The reports finds only "modest" progress since 1990 on expanding access to electricity and clean household fuels, increasing the share of renewable energy and improving energy efficiency.
Twenty countries in Asia and Africa account for about two-thirds those without access to electricity, and three-quarters of those who use solid fuels-wood, charcoal, animal and crop waste, and coal-to cook or heat their homes.
The study calculates that renewable energy accounted for 18 percent of the global energy mix in 2010, and that the improvement rate of energy efficiency, described by a compound annual growth rate of energy intensity (CAGR), was -1.3 percent between 1990 and 2010.
Twenty so-called "high-impact" countries identified in the report as accounting for 80 percent of energy consumption will need to lead the way on doubling the share of renewables to 36 percent of the global energy mix and doubling energy efficiency.
Decisive action is needed to achieve these goals, the report concludes, including more than doubled energy investments, as well as "a comprehensive package of policy measures, including fiscal, financial and economic incentives, phasing out fossil fuel subsidies, and pricing of carbon."
The report shows that China has recorded the largest energy savings and greatest expansion in renewable energy globally.

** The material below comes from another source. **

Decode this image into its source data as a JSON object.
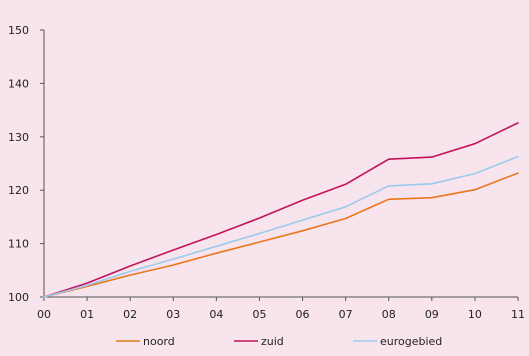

India has electrified an annual average of 24 million people and provided 20 million a year with access to modern cooking and heating fuels since 1990.
"In the report, we refer to high-impact countries that offer the most potential to make rapid progress towards the goals," said Vivien Foster, Energy Sector Manager at the World Bank, who led the report team. "This report suggests that they can draw lessons from the experience of what we call fast-moving countries. Interestingly, China and India fall in both categories."
It also calls on countries, international organizations, private sector investors and civil society to increase energy investments focused on the three objectives by at least $600 billion a year until 2030, more than doubling the current estimated $409 billion. The additional $600 billion would include $45 billion for electricity expansion, $4.4 billion on modern cooking, $394 billion in energy efficiency, and $174 billion on renewable energy.
Notes to Editors
The Sustainable Energy for All Global Tracking Framework report is coauthored by the World Bank and its Energy Sector Management Assistance Program (ESMAP) and the International Energy Agency, in partnership with 13 other agencies, including the Global Alliance for Clean Cookstoves, International Institute for Applied Systems Analysis (IIASA), International Partnership for Energy Efficiency Cooperation (IPEEC), International Renewable Energy Agency (IRENA), Practical Action, Renewable Energy Policy Network for the 21st century (REN21), United Nations Energy Knowledge Network, United Nations Foundation, United Nations Development Programme (UNDP), United Nations Environment Programme (UNEP), United Nations Industrial Development Organization (UNIDO), World Energy Council (WEC), and the World Health Organization (WHO).